Em uma afirmação categórica Tolkien resume sua ideia no seguinte:
“Ela [a obra] não é “sobre” coisa alguma além de si mesma. Certamente ela não possui intenções alegóricas, gerais, particulares ou tópicas, morais, religiosas ou políticas”. (Carta 165, Para Houghton Mifflin Co, em 5 de junho de 1955).
Parâmetros de Tolkien
Mas é importante ressaltar que os aspectos religiosos, moral e político da obra podem ser encontrados na escolha de parâmetros. Com base em sua vida pessoal e aquilo que ele achava ser agradável é que a história foi construída, como atesta no parágrafo mencionado “Como parâmetro eu tinha apenas meus próprios sentimentos a respeito do que seria atraente ou comovente, e para muitos o parâmetro foi inevitavelmente uma falha constante”.
E é nisso que se encontra o aspecto religioso da obra de Tolkien. Não em relação a interpretação de sua obra, mas analisando os seus gostos pessoais de estética, música poesia e cultura.

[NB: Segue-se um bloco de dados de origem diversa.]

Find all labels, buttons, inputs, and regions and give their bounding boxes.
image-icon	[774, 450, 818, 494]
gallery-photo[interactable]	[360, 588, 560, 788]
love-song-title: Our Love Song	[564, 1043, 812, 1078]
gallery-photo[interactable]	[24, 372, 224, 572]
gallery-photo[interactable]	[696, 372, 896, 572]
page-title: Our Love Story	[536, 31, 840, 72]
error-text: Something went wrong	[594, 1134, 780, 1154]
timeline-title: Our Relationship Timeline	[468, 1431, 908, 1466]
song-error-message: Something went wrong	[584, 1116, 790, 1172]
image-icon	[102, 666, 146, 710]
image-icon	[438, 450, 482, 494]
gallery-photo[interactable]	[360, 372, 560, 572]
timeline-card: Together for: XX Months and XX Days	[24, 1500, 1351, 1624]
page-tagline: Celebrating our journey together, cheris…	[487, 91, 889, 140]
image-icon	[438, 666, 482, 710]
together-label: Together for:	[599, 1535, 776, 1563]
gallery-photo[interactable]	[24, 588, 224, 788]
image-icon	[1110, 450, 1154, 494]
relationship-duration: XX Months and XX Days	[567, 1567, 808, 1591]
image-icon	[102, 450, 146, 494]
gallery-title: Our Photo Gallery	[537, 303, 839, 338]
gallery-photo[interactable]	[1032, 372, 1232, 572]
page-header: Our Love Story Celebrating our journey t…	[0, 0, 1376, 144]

É nesse ponto que a autor chegou a afirmar que sua obra é “fundamentalmente católica”. Como exemplo Tolkien enxerga a música dos elfos como o canto gregoriano, ou escreve os livros como manuscritos antigos há muito perdidos, mas com relatos de testemunhas dos acontecimentos (tal como na Bíblia). Ou enxerga aspectos de estética em Galadriel semelhantes a Maria, mãe de Jesus. Da mesma forma, ele escolhe elementos que o agradam das antigas histórias nórdicas e também tragédias gregas (como na história de Túrin Turambar e a mitologia de Kullervo do Kalevala).